In practice, we have B prompts in a batch, and each prompt will have a beam of candidate tokens like
the above matrix b. The B beams form a 3D tensor R.

```python
R = torch.tensor(
    [
        [
            [91, 92, 93, 95],
            [91, 92, 94, 96],
            [91, 92, 93, 97],
        ],
        [
            [93, 94, 95, 92],
            [93, 95, 96, 93],
            [93, 94, 97, 96],
        ],
    ]
)
```

Becuase R is 3D tensor, R\[:,:,:\] is exactly R.

We treat each prompt individually and independent with other prompts.  So, for the beam b of each
prompt, we want to pairwise compare rows of it like we did in the previous section.

Using what we learned from the above two sections, we need to insert a dimension in front of the
units (rows) to be compared.

```python
y = R[:, :, None, :]
```

And we need to insert a dimension in front of the unit that is one level coarser grained than
rows, which is the matrices.

```python
x = R[:, None, :, :]
```

Then, the comparison will automatically broadcast x and y.

```python
print(x == y)

# tensor([[[[ True,  True,  True,  True],
#           [ True,  True, False, False],
#           [ True,  True,  True, False]],
#
#          [[ True,  True, False, False],
#           [ True,  True,  True,  True],
#           [ True,  True, False, False]],
#
#          [[ True,  True,  True, False],
#           [ True,  True, False, False],
#           [ True,  True,  True,  True]]],
#
#
#         [[[ True,  True,  True,  True],
#           [ True, False, False, False],
#           [ True,  True, False, False]],
#
#          [[ True, False, False, False],
#           [ True,  True,  True,  True],
#           [ True, False, False, False]],
#
#          [[ True,  True, False, False],
#           [ True, False, False, False],
#           [ True,  True,  True,  True]]]])
```

## Conclusion

### Range Indexing

- For a 1D tensor l, b\[:\]==l.
- For a 2D tensor b, b\[:,:\]==b.
- For a 3D tensor B, B\[:,:,:\]==B.

### Expand Dimension for Broadcast

For a 1D tensor, we have two options when inserting a new dimension.

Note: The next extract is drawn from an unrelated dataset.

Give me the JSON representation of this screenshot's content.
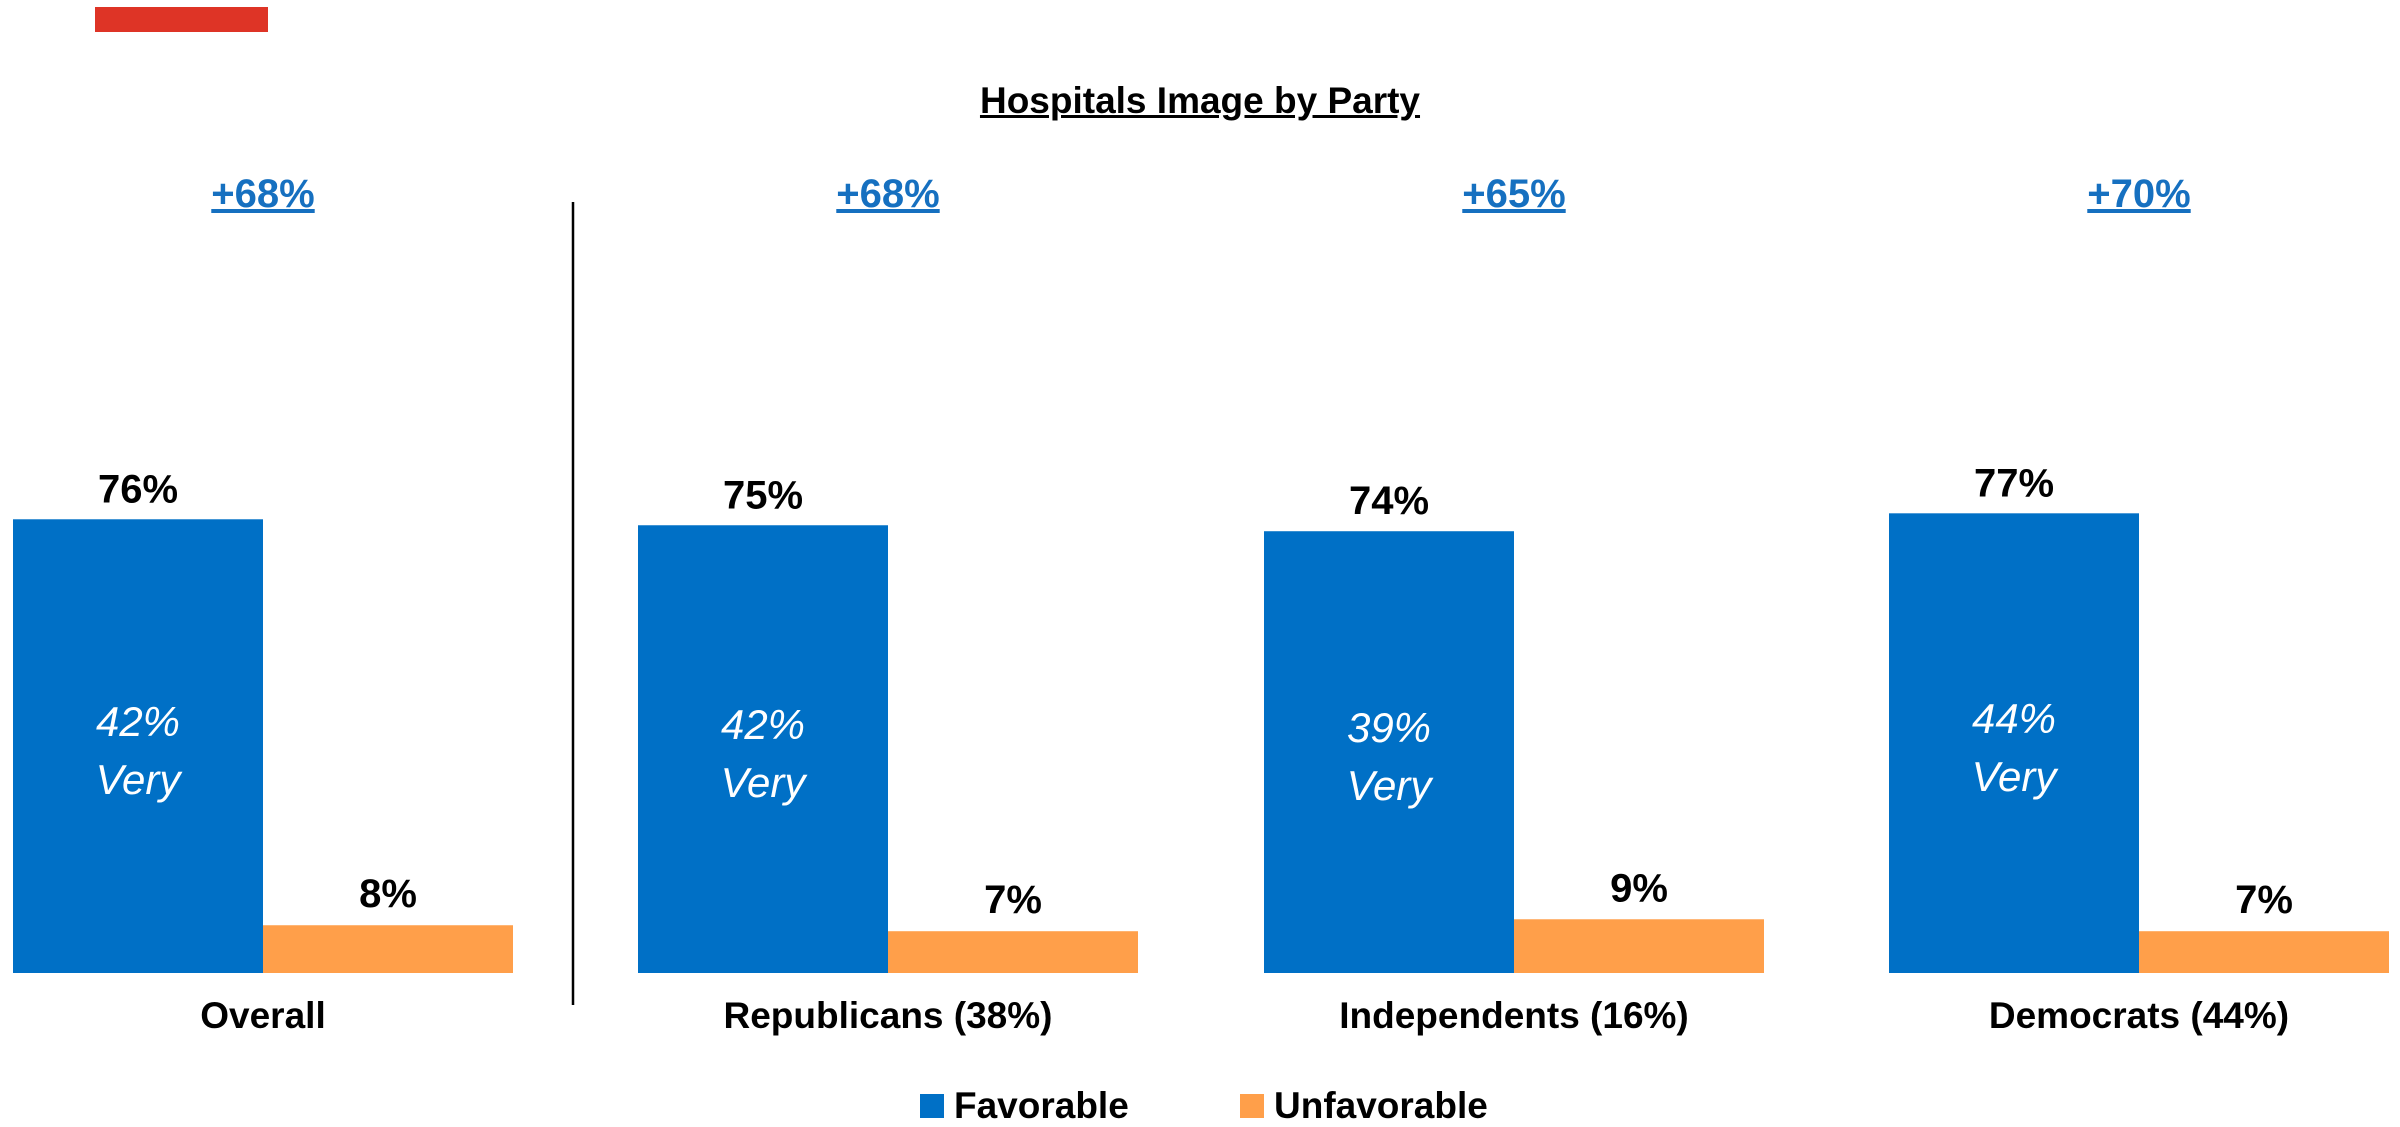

- b\[None,:\], where broadcasting in the new dimension replicates the 1D tensor (vecotr),
- b\[:,None\], where broadcasting in the new dimension replicates elements.

For a 2D tensor, we have three options:

- b\[None,:,:\], where broadcasting in the new dimension replicates the 2D tensor (matrix,
- b\[:,None,:\], where broadcasting in the new dimension replicates row vectors,
- b\[:,:,None\], where broadcasting in the new dimension replicates elements.

For a 3D tensor, we have four options:

- B\[None,:,:,:\], where broadcasting in the new dimension replicates the 3D tensor,
- B\[:,None,:,:\], where broadcasting in the new dimension replicates row matrices of B,
- B\[:,:,None,:\], where broadcasting in the new dimension replicates row vectors,
- B\[:,:,:,None\], where broadcasting in the new dimension replicates elements.